Madison's Coach Womack described what it was like when Johntell appeared from the locker room: "When he came with that uniform on, there was like a hush over the crowd. I almost had to call a time-out to wipe some tears away."

But there was a problem. Coach Womack had assumed that Johntell wouldn't show up to play so he didn't enter his name in the official scorer's book prior to the game. Sending him into play despite this omission was against the rules and would translate into an automatic technical foul against Madison that would award DeKalb with two uncontested free throws in what was a very close game.

David Rohlman, DeKalb's coach ,in a remarkable act of sportsmanship, told the head referee not to charge Madison with the technical foul, given the circumstances. "I expressed to him that we should not be shooting the technical foul, that we did not want one," Rohlman said. The referees would not budge explaining that the rules are the rules even if there were extenuating circumstances, and they awarded Dekalb their free shots.

Coach Rohlman had to choose someone on his team to take those two uncontested and possibly decisive shots. Darius McNeal, the team's best foul shooter, volunteered to take the free throws.
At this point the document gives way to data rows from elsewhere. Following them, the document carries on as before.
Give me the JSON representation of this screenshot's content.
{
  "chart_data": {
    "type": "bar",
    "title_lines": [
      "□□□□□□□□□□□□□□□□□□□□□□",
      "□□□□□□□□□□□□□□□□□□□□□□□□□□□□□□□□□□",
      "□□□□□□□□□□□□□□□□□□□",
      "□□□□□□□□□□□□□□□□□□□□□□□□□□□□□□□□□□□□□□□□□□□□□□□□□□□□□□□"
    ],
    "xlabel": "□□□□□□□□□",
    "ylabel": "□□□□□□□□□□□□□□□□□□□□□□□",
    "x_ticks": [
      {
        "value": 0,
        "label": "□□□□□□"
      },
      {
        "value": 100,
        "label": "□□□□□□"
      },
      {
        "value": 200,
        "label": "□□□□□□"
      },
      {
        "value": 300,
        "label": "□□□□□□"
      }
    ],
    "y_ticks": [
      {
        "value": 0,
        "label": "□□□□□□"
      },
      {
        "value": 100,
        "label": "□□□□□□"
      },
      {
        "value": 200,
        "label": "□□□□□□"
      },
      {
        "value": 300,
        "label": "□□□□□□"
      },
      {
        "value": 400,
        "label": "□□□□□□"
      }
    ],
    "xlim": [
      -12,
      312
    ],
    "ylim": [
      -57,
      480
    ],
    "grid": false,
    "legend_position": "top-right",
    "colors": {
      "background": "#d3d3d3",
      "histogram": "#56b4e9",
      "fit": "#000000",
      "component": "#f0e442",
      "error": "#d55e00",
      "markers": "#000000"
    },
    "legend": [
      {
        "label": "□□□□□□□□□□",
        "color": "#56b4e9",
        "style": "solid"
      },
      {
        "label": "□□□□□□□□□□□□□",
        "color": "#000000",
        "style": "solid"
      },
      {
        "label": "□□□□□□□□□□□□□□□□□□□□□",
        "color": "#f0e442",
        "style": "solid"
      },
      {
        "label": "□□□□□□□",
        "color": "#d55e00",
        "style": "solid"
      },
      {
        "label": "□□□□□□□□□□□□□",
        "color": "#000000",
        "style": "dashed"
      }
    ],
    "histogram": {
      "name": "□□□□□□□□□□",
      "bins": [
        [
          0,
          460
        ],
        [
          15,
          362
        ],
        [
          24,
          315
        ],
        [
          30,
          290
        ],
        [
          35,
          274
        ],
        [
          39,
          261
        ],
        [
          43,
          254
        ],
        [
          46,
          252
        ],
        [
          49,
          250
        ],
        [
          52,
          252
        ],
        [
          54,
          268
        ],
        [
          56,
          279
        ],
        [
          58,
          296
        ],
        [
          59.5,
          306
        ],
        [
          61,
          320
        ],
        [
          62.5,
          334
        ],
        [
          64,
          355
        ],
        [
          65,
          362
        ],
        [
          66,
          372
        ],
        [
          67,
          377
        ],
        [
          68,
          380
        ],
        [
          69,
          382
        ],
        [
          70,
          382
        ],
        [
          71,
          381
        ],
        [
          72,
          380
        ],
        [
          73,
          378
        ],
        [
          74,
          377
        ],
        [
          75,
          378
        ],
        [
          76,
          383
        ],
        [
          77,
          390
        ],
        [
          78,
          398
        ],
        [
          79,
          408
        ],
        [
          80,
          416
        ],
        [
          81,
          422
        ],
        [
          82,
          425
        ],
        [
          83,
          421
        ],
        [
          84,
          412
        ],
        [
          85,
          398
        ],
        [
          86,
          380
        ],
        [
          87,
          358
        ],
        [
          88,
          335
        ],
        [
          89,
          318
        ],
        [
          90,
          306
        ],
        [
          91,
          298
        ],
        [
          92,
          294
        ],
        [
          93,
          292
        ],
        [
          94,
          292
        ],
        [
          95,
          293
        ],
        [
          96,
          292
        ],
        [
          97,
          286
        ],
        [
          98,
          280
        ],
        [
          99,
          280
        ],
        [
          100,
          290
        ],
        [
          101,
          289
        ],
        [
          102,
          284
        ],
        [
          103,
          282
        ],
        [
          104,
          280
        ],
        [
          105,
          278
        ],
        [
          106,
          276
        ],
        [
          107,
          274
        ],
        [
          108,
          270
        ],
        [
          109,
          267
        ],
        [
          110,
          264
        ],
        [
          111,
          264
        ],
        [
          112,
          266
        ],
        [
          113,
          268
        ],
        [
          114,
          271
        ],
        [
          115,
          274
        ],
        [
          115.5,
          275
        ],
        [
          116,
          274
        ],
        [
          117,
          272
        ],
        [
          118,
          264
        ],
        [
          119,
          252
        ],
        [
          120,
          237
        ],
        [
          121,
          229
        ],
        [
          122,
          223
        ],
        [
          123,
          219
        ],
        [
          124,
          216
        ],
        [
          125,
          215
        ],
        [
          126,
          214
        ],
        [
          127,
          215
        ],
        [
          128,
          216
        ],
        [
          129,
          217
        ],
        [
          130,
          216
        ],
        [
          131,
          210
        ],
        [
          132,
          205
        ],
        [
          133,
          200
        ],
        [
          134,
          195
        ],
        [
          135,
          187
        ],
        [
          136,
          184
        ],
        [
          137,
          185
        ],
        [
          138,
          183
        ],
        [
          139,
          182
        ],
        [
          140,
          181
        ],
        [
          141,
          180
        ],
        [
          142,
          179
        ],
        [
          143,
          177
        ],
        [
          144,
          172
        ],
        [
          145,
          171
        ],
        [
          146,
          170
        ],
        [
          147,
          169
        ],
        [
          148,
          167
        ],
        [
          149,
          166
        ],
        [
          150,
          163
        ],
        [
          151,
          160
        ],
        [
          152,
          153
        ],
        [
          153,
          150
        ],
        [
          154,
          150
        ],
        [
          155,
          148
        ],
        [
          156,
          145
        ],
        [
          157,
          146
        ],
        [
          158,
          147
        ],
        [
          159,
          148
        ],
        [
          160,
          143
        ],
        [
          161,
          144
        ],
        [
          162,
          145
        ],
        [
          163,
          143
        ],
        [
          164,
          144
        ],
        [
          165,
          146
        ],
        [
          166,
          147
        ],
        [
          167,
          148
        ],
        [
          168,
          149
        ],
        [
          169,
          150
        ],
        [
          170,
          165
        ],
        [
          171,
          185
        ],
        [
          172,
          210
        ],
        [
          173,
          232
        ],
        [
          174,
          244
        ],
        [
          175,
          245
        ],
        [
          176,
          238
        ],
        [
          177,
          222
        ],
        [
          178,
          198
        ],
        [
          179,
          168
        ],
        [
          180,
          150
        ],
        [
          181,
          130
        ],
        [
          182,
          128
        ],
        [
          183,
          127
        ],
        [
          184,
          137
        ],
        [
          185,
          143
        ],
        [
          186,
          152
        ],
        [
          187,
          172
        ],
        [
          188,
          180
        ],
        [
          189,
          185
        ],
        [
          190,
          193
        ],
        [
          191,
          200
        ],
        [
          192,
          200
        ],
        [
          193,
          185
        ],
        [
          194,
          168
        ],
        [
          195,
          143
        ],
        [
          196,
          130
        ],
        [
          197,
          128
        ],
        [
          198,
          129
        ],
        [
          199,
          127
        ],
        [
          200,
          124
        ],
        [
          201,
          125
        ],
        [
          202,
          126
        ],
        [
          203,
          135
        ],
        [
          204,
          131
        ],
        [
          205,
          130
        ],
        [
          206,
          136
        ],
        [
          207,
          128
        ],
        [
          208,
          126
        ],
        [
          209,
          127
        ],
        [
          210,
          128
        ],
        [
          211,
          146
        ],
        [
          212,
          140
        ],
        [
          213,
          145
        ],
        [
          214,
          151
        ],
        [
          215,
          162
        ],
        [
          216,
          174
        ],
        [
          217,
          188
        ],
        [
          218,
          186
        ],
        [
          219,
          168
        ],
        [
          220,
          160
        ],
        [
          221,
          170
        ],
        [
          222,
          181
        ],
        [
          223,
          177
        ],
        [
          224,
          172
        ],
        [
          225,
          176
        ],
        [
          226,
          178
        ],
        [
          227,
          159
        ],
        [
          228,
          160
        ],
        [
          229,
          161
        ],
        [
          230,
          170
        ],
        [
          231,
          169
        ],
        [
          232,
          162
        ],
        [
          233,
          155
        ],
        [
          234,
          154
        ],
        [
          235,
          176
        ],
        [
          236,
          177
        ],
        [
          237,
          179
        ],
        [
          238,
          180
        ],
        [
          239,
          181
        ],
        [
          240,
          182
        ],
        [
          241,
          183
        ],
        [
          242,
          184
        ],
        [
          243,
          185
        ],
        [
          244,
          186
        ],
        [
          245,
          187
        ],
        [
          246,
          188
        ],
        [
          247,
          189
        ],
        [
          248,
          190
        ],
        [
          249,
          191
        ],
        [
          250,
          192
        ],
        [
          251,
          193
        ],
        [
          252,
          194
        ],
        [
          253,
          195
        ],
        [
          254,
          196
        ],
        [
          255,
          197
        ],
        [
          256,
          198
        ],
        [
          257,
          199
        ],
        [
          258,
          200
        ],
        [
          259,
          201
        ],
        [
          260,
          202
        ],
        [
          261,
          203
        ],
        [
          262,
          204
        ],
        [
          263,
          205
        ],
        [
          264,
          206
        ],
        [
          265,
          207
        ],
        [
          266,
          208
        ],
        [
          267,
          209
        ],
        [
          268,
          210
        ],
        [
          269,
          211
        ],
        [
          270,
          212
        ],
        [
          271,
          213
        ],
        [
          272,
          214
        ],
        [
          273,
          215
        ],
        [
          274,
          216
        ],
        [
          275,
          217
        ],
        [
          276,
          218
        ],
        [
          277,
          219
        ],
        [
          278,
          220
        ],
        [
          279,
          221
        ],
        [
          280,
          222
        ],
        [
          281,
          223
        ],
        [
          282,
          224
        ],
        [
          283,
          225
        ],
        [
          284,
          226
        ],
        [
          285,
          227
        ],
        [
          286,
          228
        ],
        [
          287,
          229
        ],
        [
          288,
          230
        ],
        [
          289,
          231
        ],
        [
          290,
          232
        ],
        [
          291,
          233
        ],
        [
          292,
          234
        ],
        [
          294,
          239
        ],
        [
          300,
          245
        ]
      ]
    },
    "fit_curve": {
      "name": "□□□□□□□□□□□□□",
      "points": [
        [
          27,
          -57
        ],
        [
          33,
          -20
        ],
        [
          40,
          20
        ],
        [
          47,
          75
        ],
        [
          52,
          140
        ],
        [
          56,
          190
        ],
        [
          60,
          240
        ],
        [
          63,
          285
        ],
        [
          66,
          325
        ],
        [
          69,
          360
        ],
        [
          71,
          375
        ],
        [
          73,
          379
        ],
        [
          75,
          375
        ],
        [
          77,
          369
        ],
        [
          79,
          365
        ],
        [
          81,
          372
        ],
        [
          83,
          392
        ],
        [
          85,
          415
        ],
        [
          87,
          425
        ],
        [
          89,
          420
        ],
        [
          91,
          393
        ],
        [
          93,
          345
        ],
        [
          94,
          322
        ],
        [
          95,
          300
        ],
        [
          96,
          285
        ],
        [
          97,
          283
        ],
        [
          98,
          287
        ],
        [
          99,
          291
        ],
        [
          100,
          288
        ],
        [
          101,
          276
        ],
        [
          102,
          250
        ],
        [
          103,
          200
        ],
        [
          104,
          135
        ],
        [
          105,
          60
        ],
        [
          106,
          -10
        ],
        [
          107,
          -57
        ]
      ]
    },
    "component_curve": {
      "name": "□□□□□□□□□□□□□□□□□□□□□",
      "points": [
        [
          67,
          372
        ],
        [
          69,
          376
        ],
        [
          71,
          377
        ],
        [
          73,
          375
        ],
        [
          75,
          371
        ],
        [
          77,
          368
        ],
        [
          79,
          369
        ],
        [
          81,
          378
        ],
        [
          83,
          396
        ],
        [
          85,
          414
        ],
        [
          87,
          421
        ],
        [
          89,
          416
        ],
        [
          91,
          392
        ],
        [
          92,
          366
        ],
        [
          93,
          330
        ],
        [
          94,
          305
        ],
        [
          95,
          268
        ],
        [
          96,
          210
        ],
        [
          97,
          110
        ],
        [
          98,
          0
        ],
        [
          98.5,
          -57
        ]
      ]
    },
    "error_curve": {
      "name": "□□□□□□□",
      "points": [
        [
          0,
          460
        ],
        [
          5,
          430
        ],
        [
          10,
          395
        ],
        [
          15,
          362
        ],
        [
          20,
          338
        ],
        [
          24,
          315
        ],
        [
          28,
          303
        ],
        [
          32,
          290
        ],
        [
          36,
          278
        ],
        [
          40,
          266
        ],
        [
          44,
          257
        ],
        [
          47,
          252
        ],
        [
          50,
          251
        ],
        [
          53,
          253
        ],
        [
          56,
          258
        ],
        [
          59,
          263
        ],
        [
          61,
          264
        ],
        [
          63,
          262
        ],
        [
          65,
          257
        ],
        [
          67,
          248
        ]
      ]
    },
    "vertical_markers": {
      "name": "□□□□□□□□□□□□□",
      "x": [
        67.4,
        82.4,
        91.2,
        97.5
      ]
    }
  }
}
McNeal had a plan. The high school Junior superstar marched up to the free throw line and simply rolled each shot on the floor. "I missed them because it was just the right thing to do at the time. And him losing his mom, it really got to me," said McNeal, who lost his father when he was two years old.

The entire Madison team and coaching staff rose to their feet in a in a standing ovation for their arch rivals.

When they realized what McNeal was doing, the entire Madison team and coaching staff rose to their feet in a in a standing ovation for their arch rivals. The Madison Knights ended up pulling ahead after that break in the action and went on to win 62-47. But no one is talking about the final score.

Johntell's eyes filled with tears when he realized what his arch rivals were doing for him and his team. "That made me feel good that the other team was supporting me." This act of kindness and compassion helped propel Johntell to a path where he could move on despite his mother's death.

King David taught in Psalms that "The world is built on kindness." This ideal has since spread from the pages of the Bible to the nooks and crannies of our globe. Through their thoughtful actions, Mallory Holtman and Darius McNeil built worlds for students on their competing teams.

How many worlds are we going to build? It's time to get to work.